The V10's voracious appetite for speed was apparent from the moment I pointed it downhill. It's a very well balanced bike, and it didn't take long at all to get accustomed to its geometry. At 5'11” I was right at home on the size large, and while I probably could have handled an extra-large, I'd rather have a little more maneuverability instead of prioritizing straightline stability over everything else.
The V10 delivers a highly engaging ride, and there was a snappiness to its handling that especially enjoyable, especially when it came to hitting larger jumps. That's when the V10 would absolutely soar, launching further than I expected on a number of occasions. The low slung top tube helps keep the bike from feeling too tall, and provides plenty of room for maneuvering when extra body English is required.

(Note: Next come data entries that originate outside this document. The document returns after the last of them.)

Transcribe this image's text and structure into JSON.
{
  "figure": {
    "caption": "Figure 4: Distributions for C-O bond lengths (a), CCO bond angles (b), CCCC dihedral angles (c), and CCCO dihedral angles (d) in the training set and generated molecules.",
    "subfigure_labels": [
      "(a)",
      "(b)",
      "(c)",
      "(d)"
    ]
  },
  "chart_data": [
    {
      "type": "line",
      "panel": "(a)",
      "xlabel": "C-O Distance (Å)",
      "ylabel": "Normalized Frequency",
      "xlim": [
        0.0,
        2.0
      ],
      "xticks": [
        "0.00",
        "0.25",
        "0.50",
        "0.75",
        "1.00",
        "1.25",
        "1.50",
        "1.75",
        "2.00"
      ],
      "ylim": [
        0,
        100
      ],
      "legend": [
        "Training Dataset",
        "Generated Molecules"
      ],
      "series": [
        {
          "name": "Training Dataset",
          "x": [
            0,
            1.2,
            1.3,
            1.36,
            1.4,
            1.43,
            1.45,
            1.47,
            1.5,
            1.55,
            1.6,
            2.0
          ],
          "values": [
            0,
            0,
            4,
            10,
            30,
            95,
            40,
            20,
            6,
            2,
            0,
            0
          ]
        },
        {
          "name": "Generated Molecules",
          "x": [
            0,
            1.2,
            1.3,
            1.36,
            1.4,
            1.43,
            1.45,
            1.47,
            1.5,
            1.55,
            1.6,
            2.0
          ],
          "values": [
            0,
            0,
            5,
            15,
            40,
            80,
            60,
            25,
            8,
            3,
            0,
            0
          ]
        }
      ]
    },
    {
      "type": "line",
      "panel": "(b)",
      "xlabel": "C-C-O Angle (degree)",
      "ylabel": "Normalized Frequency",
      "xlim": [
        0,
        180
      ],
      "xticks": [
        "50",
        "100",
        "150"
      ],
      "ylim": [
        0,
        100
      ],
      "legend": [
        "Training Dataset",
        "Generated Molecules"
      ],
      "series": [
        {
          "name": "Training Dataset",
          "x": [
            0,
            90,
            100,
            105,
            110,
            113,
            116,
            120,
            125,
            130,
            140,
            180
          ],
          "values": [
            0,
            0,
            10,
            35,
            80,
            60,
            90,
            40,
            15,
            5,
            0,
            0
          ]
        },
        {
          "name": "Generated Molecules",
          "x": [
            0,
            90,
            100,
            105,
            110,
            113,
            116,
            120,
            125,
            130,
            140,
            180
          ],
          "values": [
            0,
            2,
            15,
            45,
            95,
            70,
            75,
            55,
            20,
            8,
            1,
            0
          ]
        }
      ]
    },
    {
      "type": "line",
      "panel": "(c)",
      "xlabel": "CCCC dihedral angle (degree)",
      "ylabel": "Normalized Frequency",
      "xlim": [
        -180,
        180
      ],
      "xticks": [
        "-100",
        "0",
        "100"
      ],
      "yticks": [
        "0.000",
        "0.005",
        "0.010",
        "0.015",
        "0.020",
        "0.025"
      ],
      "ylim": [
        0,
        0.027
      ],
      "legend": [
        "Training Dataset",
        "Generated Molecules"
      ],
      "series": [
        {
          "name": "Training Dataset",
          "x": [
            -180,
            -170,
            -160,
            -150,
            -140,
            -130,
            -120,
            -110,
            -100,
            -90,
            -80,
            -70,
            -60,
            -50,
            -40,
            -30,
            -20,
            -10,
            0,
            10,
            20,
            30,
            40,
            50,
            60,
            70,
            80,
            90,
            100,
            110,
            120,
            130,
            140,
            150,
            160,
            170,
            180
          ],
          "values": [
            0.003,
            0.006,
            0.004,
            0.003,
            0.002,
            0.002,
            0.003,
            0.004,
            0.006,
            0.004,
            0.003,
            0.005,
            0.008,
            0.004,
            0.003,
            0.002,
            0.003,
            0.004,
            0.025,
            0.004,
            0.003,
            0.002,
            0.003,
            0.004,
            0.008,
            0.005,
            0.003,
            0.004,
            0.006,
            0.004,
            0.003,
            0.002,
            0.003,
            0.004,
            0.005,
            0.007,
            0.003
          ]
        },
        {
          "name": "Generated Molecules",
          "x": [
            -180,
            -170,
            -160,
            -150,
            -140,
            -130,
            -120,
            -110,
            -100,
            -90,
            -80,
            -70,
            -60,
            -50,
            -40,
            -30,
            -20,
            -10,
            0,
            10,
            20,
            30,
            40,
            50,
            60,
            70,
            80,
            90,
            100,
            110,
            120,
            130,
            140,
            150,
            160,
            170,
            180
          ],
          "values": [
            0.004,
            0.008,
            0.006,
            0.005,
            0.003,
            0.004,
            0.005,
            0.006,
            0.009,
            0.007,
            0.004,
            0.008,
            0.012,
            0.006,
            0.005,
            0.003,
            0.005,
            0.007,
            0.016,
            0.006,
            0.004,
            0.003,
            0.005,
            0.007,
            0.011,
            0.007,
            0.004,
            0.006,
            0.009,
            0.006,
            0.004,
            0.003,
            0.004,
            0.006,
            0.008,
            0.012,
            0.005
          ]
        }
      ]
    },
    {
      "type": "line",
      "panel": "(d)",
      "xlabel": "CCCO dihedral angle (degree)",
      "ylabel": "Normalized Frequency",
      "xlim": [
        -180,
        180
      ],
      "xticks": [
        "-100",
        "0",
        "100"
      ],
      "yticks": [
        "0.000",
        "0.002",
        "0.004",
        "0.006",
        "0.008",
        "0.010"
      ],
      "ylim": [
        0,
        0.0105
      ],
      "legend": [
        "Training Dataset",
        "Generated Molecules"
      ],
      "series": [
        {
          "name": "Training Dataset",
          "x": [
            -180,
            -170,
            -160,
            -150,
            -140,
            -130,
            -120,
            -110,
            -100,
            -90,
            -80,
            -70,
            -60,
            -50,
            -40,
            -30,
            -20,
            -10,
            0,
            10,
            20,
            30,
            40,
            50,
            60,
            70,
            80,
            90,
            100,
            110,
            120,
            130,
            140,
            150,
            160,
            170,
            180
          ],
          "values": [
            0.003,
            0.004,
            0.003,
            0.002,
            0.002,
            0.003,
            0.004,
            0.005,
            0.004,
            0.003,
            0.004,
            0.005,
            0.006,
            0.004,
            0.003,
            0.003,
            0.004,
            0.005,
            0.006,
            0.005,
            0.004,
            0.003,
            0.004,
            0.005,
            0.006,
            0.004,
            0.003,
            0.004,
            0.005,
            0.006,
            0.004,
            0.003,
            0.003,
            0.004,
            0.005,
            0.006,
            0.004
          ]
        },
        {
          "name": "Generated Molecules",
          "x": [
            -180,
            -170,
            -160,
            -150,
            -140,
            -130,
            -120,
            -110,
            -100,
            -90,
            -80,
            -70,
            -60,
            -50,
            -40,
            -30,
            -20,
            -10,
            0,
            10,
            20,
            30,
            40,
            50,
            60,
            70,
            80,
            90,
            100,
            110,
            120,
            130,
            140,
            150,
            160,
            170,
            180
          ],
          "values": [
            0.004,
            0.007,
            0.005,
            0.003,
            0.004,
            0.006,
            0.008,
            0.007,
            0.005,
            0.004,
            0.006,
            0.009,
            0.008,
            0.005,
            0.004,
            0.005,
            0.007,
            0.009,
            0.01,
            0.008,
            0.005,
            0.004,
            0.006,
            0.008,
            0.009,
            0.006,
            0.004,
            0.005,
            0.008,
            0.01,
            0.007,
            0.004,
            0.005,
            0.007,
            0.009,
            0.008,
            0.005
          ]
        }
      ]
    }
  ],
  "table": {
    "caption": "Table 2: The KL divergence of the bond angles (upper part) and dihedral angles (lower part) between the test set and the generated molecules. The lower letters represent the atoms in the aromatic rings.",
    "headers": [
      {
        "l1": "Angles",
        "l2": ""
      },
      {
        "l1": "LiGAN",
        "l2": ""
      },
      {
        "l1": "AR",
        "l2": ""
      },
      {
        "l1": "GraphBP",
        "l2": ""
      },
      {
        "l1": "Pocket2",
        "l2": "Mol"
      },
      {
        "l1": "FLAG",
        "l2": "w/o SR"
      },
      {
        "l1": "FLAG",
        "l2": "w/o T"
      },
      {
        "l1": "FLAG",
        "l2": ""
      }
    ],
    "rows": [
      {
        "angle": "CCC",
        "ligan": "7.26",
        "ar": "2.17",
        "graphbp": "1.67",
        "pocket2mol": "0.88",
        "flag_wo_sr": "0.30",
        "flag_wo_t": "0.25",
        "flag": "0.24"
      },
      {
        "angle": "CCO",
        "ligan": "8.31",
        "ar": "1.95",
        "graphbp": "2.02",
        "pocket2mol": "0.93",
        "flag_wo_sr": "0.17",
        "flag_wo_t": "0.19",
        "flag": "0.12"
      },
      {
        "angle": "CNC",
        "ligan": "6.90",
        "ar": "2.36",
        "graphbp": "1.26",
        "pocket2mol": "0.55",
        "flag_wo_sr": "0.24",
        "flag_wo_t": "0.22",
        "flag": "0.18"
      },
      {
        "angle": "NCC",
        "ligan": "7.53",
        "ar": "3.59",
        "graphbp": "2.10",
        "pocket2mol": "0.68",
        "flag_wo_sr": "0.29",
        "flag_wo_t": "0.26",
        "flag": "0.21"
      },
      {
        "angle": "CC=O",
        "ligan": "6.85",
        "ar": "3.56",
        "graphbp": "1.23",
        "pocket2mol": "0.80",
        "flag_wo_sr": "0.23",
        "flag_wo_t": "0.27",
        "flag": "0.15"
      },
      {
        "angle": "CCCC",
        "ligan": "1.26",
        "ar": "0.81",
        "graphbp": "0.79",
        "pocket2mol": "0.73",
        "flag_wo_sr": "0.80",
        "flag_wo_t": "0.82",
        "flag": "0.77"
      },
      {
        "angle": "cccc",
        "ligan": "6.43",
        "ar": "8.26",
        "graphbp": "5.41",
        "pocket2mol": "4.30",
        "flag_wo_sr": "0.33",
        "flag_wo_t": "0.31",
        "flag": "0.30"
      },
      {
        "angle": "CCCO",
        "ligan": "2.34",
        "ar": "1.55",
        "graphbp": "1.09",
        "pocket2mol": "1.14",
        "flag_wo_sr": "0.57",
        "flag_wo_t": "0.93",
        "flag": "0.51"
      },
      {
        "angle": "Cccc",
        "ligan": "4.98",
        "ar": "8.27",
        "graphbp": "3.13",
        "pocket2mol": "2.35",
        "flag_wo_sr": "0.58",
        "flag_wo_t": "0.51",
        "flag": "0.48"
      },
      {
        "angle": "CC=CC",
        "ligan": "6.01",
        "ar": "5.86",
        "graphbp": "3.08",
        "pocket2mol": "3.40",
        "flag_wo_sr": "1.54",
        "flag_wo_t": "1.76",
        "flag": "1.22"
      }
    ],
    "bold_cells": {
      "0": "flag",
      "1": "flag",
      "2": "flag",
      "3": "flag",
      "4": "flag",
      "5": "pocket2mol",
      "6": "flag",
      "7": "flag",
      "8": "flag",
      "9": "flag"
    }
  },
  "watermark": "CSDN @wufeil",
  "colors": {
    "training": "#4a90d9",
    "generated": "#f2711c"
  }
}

What about cornering? The grumbling about 29ers not being fun has started to die down, but I'd encourage any remaining naysayers to hit up a series of high speed bermed turns aboard the V10 29 without cracking a smile. It delivers an incredibly stable, locked in feeling – imagine the motorcycles that zoom around the Wall of Death at county fairs, or the way astronauts get pressed into their seats during blast-off, and you'll start to get the picture.
Yes, it does require higher speeds to make the most of its abilities, and if you're solely focused on squaring off corners and rolling tires off rims it may not be the right tool for the job, but otherwise it's an extremely entertaining (and confidence-boosting) ride. I kept the chainstay in the 445mm setting, but it is nice to have the option to go longer, whether that's to adapt the bike to a certain track, to suit rider preference, or just to try something different.
Despite having all the travel, the V10 doesn't feel ridiculously plush, but in this case that's not a negative attribute. It manages to filter out just the right amount of trail chatter without muting it completely, a trait that made it easy to keep tabs on what the wheels were doing when I was making my way through a slippery rock garden, or searching for traction on an off-camber tangle of roots. Bigger impacts and g-outs were handled without any issues, and there wasn't any unnecessarily harsh ramp up at the end of the shock's stroke.
The V10's stability carries over into the high speed straightaways as well – I reached my mental speed limit well before the V10 ever did. While it's designed to be piloted at race pace as much as possible, the V10 29 remained relatively manageable when the miles per hour drop. It's a big bike, but it's not so sprawling that it can't handle slower speed, steep and technical maneuvers. There are obviously limits, but I was impressed with the V10's downhill versatility.
The only nitpick I have with the V10 is in regards to the seat tube angle. No, this isn't related to climbing performance – it's due to the potential to buzz the tire on the seat. I thought I was running my seat high enough, but ended up needing to raise it even further to avoid hearing that telltale 'bzzzt' of fabric on rubber. That wasn't too big of a deal for me, but riders with shorter legs could potentially find themselves wishing they could lower their seat further than what's possible.